La France a toujours cru qu'une chose dite était une chose faite.
Henri-Frédéric Amiel (1821-1881)
On le savait déjà au XIXème siècle : les français croient qu’il suffit de dire pour faire. Et aujourd’hui ?
Prenez le célèbre discours du candidat Nicolas Sarkozy du 19 décembre 2006, à Charleville-Mézières (1). Je ne retiendrai pas la longue litanie des misères qui affligent les malheureux Ardennais (2). Je ne retiendrai que la formule suivante : «je dirai tout avant l'élection parce que je ferai tout après » (3).
On a bien compris que c’était là une nouvelle conception de la légitimité politique, l’élu de l’exécutif se réclamant d’un mandat électif le justifiant dans son action par-dessus les élus du pouvoir législatif : on essaye de mettre en place une sorte de démocratie directe, non constitutionnelle, en prise avec la « vraie France » - entendez celle qui souffre.

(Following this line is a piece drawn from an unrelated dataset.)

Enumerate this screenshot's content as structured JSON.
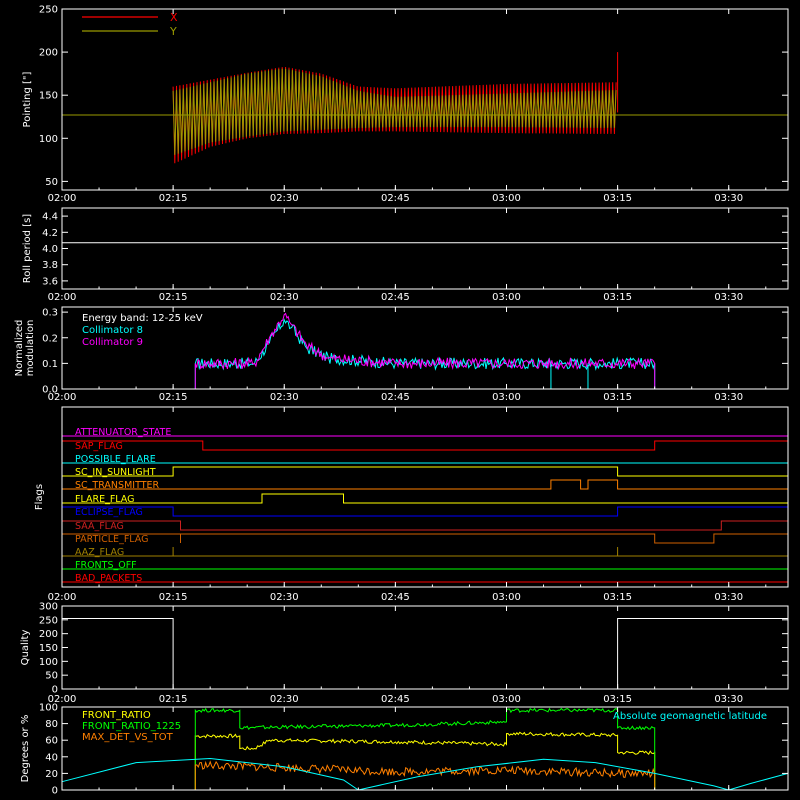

- Mais revenons à notre croyance dans le pouvoir des mots. Maintenant que l’état de grâce suivant l’élection s’est éclipsé, on comprend un peu mieux ce qui se passe.
…Je ferme les yeux, je me laisse aller au gré de mon imagination ; je vois la France - oui, oui - assise sous son arbre et regardant pâturer ses moutons : elle pleure. Elle pleure, parce qu’elle comprend qu’elle s’est laissée prendre à la magie des mots. Non pas comme une pauvre fille piégée par le vil séducteur qui lui a promis de la faire tourner dans une super production hollywoodienne. Non, plutôt comme l’enfant qui a cru que l’on pouvait grâce à des incantations voler dans les airs ou se doter d’armes terribles ; elle a cru qu’elle aussi pourrait devenir Harry Potter.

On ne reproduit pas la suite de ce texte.